Said Dave Spannbauer, her coach at Catholic: "She has a very good blend of athletic skills and intensity. She has an intensity level that puts her a notch above other players. If you bet her $5 that she couldn't run through a brick wall, she'd do it a few times before giving up."
Some teams have tried a box-and-one defense to stop her, but her moves to the ball and basket are too good. Said Spannbauer: "You can't take her out of her game."
She is a feisty player, and sometimes opponents take it the wrong way. "You know, a lot of people say I have an attitude problem," she said. "I get called a cheap ballplayer a lot of times because I'm so aggressive. Dave says, 'What can you do? You're a hustler.' "
On Feb. 1, Kellaher's desire to win was perhaps greater than ever, as Catholic defeated third-ranked Division III Scranton, 74-71, in what was considered the biggest win in her four years on the team. To make it a "storybook evening," as Spannbauer described it, Kellaher broke the Cardinals' career scoring mark of 1,349 points, set by Sharon Hodges in 1981.
The record came with 8:09 remaining and Catholic behind, 57-53. Kellaher went to the free throw line, needing one point. She swished the first, her 16th point of the game, gazed toward the heavens and let out a sigh. The game was stopped, and she was given a game ball amid embraces from teammates and coaches.
"I was really relieved," said Kellaher. "I felt like I had a rock on my shoulders. After I made it, I said, 'Thank God it's over with.' "
"It was one of the few times I saw her break down (and cry)," said Spannbauer, who is in his third year as head coach. "But as soon as she caught herself, she wanted to shoot the ball. She wiped her eyes, stood up there and made the free throw. The game was number one to her."
And the game was not over. Kellaher scored on a base line jumper to get the Cardinals even at 57-57, and finished with 25 points.

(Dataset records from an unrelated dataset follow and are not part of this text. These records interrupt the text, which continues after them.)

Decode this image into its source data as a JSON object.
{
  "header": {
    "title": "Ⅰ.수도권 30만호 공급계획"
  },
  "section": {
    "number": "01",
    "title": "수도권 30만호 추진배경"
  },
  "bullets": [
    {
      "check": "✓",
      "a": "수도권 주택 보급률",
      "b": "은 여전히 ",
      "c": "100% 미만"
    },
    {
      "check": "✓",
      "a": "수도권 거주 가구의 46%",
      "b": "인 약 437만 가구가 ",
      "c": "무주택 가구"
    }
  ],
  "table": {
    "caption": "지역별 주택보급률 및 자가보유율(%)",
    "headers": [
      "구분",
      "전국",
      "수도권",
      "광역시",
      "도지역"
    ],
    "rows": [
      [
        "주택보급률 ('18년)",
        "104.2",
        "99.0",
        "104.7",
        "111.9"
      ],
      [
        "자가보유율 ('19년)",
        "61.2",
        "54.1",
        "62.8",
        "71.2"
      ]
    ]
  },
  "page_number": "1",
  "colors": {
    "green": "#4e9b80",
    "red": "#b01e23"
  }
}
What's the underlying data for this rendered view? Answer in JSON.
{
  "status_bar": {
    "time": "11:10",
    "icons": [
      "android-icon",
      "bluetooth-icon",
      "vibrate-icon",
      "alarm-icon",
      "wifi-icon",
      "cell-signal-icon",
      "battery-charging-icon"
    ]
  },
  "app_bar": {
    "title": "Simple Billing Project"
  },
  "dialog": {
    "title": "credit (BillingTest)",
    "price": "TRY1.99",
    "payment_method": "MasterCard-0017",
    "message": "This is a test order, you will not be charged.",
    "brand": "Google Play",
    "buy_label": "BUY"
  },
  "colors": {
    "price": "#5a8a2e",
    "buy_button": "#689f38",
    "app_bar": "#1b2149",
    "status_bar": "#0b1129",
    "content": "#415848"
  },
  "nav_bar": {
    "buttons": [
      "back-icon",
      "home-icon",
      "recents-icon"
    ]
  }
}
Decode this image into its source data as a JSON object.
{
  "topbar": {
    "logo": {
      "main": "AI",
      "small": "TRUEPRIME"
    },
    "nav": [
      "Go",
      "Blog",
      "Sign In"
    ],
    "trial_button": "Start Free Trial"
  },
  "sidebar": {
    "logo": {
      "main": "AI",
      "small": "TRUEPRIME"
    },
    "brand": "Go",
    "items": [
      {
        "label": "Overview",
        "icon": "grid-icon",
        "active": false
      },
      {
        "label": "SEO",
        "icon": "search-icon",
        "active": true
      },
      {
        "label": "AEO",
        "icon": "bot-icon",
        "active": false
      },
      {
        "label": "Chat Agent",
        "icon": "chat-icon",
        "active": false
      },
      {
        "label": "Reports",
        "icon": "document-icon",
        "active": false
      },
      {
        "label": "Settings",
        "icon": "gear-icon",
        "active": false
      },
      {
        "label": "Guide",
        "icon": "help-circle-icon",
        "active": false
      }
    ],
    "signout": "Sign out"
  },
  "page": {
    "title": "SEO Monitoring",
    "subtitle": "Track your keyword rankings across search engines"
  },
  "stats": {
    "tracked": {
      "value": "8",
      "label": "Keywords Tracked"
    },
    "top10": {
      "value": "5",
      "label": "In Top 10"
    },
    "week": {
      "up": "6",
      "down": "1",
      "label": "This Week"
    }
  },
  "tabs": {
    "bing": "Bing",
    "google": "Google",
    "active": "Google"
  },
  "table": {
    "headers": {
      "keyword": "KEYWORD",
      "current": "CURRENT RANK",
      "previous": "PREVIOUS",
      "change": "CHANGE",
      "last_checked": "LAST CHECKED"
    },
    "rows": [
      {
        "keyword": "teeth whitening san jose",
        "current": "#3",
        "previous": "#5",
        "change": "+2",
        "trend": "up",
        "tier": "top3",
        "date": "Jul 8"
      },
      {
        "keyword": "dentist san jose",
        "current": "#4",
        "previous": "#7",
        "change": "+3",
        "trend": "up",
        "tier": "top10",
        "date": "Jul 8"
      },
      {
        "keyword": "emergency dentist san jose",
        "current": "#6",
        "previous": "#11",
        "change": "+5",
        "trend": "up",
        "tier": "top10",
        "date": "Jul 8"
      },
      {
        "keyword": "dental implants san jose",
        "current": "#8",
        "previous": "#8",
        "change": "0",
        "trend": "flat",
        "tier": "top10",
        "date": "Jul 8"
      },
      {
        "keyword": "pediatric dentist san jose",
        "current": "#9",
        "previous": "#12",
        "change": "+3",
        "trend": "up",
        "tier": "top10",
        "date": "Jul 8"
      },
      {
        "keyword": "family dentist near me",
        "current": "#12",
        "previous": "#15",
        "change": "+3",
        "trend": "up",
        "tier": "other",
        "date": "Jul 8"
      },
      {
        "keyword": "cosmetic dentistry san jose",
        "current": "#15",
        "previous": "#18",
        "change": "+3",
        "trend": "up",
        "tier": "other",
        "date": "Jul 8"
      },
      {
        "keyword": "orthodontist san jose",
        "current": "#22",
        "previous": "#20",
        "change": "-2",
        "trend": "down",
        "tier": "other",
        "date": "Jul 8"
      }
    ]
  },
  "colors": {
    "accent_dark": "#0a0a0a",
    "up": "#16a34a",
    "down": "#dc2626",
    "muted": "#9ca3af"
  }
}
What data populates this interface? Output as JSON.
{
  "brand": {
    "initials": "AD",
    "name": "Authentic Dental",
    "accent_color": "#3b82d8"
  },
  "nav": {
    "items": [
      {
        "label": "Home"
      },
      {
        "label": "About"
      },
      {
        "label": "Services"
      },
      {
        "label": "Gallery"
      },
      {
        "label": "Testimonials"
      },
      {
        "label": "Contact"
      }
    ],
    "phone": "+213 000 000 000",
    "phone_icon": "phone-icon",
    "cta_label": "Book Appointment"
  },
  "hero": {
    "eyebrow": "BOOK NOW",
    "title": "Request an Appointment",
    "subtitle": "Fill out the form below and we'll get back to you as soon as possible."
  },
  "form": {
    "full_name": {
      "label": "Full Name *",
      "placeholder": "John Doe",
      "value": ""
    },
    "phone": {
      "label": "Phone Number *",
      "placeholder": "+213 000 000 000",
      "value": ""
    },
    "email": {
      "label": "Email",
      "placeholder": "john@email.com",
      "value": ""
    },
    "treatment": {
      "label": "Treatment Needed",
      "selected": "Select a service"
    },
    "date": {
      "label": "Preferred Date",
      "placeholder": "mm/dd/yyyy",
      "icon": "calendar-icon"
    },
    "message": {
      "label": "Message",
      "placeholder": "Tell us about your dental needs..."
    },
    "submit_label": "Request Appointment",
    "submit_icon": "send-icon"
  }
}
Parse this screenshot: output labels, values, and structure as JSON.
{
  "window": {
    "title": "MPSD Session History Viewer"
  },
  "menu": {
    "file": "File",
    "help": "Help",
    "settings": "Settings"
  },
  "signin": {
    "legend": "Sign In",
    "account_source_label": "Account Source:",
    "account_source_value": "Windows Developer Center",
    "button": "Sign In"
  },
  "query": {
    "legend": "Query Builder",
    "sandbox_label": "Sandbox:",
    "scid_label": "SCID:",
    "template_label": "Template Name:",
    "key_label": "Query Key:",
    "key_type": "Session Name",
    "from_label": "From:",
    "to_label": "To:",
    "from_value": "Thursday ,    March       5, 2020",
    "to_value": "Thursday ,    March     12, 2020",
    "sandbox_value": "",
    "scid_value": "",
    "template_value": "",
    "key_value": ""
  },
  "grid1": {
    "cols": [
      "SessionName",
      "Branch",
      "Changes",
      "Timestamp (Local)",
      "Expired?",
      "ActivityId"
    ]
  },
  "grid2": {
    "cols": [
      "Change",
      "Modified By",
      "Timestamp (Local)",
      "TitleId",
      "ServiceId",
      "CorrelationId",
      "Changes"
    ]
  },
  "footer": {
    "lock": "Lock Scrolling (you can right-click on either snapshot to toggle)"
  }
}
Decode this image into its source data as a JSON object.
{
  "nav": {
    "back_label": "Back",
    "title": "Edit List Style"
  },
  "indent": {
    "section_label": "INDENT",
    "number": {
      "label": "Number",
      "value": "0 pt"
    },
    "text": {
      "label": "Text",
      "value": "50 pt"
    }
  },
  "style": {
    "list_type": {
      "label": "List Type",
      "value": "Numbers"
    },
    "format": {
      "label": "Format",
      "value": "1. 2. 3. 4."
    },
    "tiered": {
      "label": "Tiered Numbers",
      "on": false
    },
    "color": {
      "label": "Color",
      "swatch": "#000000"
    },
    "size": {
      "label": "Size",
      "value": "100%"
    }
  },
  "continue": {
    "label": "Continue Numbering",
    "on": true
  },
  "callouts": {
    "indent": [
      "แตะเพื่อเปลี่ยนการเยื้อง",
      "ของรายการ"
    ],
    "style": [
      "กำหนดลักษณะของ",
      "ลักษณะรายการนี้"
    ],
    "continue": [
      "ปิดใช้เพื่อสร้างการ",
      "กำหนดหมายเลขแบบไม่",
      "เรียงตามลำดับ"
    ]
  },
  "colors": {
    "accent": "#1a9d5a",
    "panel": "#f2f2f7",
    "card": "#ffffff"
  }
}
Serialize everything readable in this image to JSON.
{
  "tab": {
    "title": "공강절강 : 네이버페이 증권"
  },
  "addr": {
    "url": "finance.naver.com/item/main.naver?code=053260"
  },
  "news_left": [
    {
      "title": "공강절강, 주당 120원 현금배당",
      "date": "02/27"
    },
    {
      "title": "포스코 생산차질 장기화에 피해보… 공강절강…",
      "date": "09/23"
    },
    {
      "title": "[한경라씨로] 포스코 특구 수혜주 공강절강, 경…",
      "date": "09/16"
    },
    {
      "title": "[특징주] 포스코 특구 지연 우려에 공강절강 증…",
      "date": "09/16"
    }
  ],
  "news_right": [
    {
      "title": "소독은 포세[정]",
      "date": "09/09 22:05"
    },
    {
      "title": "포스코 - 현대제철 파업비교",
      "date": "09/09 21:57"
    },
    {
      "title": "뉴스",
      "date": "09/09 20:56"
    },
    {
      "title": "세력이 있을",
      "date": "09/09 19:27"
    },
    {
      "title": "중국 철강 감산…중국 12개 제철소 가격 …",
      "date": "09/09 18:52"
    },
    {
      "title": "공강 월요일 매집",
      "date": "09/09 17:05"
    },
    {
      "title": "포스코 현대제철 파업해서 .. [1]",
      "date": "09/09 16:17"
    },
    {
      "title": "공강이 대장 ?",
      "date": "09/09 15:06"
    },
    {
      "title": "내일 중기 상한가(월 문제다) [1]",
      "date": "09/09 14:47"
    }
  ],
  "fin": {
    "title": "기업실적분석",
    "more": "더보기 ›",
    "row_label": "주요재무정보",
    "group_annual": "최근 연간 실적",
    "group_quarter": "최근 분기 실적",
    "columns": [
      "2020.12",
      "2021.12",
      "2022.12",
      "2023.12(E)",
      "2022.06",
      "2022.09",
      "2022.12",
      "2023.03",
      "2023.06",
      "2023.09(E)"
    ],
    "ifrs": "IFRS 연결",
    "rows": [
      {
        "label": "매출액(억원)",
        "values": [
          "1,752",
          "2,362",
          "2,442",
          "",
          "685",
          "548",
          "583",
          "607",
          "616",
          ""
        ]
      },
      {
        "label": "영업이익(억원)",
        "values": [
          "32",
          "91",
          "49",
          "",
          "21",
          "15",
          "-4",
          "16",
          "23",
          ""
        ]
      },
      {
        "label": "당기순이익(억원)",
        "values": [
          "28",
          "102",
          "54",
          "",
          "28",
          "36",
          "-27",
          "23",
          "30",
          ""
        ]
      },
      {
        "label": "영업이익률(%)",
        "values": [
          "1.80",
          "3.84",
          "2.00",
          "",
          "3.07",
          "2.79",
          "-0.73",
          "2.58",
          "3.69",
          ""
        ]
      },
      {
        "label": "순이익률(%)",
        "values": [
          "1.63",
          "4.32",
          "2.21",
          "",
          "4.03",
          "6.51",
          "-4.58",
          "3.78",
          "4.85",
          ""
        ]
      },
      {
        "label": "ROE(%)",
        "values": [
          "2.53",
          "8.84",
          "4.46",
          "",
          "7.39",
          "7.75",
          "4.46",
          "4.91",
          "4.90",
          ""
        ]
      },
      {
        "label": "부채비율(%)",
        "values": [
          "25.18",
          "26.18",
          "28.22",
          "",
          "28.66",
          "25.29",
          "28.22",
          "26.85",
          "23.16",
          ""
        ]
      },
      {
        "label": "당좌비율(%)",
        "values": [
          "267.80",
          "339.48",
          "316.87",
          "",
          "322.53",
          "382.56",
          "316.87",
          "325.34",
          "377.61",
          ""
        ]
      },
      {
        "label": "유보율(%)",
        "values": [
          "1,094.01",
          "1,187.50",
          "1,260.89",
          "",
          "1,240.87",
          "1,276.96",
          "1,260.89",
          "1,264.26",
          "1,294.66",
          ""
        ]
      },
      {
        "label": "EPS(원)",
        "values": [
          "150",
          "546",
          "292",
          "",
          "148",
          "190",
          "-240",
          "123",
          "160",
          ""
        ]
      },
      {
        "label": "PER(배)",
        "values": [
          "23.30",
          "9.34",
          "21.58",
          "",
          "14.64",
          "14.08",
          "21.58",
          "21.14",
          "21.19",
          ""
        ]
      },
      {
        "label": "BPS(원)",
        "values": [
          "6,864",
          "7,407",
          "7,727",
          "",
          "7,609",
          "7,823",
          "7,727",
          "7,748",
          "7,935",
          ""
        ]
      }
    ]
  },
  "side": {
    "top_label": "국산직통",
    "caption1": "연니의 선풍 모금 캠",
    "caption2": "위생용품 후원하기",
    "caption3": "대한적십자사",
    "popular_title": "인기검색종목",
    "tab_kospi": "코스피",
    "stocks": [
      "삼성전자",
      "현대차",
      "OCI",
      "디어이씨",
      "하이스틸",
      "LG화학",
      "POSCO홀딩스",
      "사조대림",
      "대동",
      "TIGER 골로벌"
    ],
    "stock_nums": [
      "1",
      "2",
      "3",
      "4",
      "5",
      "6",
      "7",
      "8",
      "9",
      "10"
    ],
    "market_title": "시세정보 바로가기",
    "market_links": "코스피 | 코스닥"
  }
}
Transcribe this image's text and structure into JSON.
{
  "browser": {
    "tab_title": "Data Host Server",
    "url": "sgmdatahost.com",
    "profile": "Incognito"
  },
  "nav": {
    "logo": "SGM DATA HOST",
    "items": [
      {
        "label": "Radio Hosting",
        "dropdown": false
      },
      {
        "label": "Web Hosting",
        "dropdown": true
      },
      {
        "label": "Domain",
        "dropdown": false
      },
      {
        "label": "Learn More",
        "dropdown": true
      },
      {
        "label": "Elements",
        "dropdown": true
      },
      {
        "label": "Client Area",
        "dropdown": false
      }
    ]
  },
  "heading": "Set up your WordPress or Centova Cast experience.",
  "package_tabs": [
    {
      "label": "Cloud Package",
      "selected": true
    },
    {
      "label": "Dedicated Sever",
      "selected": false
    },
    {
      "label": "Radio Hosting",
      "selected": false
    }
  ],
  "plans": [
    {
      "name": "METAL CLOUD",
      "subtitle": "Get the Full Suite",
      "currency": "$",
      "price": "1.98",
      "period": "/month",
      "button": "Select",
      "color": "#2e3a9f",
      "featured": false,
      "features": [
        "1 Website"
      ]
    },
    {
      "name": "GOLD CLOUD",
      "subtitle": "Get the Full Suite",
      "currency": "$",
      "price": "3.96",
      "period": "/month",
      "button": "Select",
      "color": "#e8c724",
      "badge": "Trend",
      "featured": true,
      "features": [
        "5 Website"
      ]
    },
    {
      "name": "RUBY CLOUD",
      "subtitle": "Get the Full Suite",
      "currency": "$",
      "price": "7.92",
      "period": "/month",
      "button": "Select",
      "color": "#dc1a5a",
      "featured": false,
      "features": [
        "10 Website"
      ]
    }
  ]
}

"I want to win so bad," she said.
Kellaher perhaps could have played at a Division I school, but she doesn't regret going to Catholic. Her freshman year, she played point guard and did not score as much as she wanted. But her sophomore year, Spannbauer's first season, she was moved to shooting guard.
This season, with Catholic having one of its best seasons at 12-7, Kellaher has good players around her, and her offense is flourishing. She has scored more than 30 points in five games, the high being 36 against North Carolina-Greensboro. She also leads the team in assists.
Senior forward Maureen Favo, who has played four years with Kellaher, has seen her develop.
"Her freshman year she would throw up a jumper when nobody was there to rebound," Favo said. "She gave me the prettiest dump (pass) on the fast break yesterday. We play a lot of fast-break offense this year, and she is there."